Vollkommen erfüllt und im Frieden machten wir uns auf den Rückweg, der diesmal leichter fiel. Gegen 20 Uhr erreichten wir die Basis. Wir waren zwei gesunde Frauen über 50, die allein reisten – und unsere Körper hielten stand.

Im Hotel spürten wir die Strapazen: wunde Hinterteile, schmerzende Rücken. Dennoch schliefen wir ein. Am nächsten Morgen nutzten wir die Verspätung unseres Flugs für Erholung in unserem Zimmer.

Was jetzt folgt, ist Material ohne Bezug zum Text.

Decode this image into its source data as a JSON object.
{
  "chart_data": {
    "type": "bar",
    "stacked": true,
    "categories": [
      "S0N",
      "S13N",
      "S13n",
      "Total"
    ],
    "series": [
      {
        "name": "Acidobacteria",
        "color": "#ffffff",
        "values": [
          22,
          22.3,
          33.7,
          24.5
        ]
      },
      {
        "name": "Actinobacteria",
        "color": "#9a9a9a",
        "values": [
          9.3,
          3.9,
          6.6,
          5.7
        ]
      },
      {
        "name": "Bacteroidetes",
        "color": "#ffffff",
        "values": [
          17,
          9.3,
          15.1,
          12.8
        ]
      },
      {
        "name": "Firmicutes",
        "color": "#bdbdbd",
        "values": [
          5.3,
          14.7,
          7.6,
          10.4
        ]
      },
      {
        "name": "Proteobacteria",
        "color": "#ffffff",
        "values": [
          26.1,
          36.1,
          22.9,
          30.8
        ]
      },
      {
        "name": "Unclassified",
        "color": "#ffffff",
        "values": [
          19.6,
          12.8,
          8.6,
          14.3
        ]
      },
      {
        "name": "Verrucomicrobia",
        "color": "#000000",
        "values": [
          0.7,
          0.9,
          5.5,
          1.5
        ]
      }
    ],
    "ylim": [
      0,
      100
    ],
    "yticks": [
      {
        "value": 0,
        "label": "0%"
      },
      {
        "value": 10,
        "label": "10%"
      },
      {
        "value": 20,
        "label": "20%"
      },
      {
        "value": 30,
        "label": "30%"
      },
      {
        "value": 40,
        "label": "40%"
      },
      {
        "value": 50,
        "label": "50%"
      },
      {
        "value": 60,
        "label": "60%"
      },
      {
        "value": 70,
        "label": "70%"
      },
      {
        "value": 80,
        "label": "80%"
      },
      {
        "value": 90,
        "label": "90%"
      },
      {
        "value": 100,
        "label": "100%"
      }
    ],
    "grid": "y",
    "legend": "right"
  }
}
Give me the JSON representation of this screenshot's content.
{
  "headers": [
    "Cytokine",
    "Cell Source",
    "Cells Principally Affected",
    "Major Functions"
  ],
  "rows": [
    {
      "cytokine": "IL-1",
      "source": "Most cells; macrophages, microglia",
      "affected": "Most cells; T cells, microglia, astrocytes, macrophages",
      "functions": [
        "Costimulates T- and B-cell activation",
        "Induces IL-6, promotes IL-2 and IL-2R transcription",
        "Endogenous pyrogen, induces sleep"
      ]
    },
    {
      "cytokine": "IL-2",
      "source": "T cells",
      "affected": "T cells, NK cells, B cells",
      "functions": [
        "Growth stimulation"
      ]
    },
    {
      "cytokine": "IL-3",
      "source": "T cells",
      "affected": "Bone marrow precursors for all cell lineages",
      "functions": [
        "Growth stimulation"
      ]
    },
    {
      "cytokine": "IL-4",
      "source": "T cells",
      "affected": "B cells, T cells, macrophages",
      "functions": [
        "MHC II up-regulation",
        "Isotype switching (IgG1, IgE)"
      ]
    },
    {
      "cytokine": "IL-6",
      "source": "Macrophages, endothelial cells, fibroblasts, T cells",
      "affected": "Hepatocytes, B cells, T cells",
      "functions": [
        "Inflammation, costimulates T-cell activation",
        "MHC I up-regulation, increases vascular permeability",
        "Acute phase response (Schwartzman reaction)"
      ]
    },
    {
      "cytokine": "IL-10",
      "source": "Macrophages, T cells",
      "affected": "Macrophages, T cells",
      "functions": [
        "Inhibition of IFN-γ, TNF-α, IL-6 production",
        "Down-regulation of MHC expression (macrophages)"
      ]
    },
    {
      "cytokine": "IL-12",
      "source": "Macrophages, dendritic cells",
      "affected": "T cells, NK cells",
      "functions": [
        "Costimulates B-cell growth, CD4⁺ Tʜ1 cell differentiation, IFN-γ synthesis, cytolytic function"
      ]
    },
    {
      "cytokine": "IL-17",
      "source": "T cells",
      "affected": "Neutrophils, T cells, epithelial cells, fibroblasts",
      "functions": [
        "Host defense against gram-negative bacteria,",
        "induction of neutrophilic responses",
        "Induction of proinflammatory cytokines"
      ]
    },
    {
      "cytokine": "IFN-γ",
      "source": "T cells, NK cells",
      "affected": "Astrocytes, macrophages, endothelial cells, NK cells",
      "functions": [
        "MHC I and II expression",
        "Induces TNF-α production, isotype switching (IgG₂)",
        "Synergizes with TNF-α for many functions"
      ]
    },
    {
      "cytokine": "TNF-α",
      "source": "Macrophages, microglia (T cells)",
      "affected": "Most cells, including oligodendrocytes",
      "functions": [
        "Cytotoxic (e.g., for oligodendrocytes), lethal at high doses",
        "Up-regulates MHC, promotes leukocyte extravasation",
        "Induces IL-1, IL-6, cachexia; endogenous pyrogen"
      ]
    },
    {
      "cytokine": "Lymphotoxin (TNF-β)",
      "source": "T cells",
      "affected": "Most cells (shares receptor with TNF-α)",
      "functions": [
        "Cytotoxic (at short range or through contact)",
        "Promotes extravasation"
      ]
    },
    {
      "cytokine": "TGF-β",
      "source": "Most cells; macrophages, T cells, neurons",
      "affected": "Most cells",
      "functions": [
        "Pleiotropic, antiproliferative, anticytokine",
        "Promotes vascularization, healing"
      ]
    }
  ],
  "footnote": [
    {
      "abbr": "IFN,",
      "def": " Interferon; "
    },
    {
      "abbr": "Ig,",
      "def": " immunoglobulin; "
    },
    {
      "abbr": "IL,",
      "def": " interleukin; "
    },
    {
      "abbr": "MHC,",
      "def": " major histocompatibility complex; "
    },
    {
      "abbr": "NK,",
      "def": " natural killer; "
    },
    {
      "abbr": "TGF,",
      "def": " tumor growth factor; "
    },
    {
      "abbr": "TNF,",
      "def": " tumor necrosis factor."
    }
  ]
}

Zufrieden mit dem Darshan, jammerten wir noch über den Ritt und bedauerten den verpassten Hubschrauber. Dann ging es zum Flughafen. Kaum im Taxi, erzählte uns der Fahrer: Der Hubschrauber, den wir nehmen sollten, war auf dem Weg nach Vaishno Devi abgestürzt. Schockiert stellten wir fest, dass wir dem Tod entronnen waren.

Ein frisch verheiratetes Paar und ein Vater mit Tochter waren unter den Opfern. Zerstört, doch dankbar lebten wir weiter.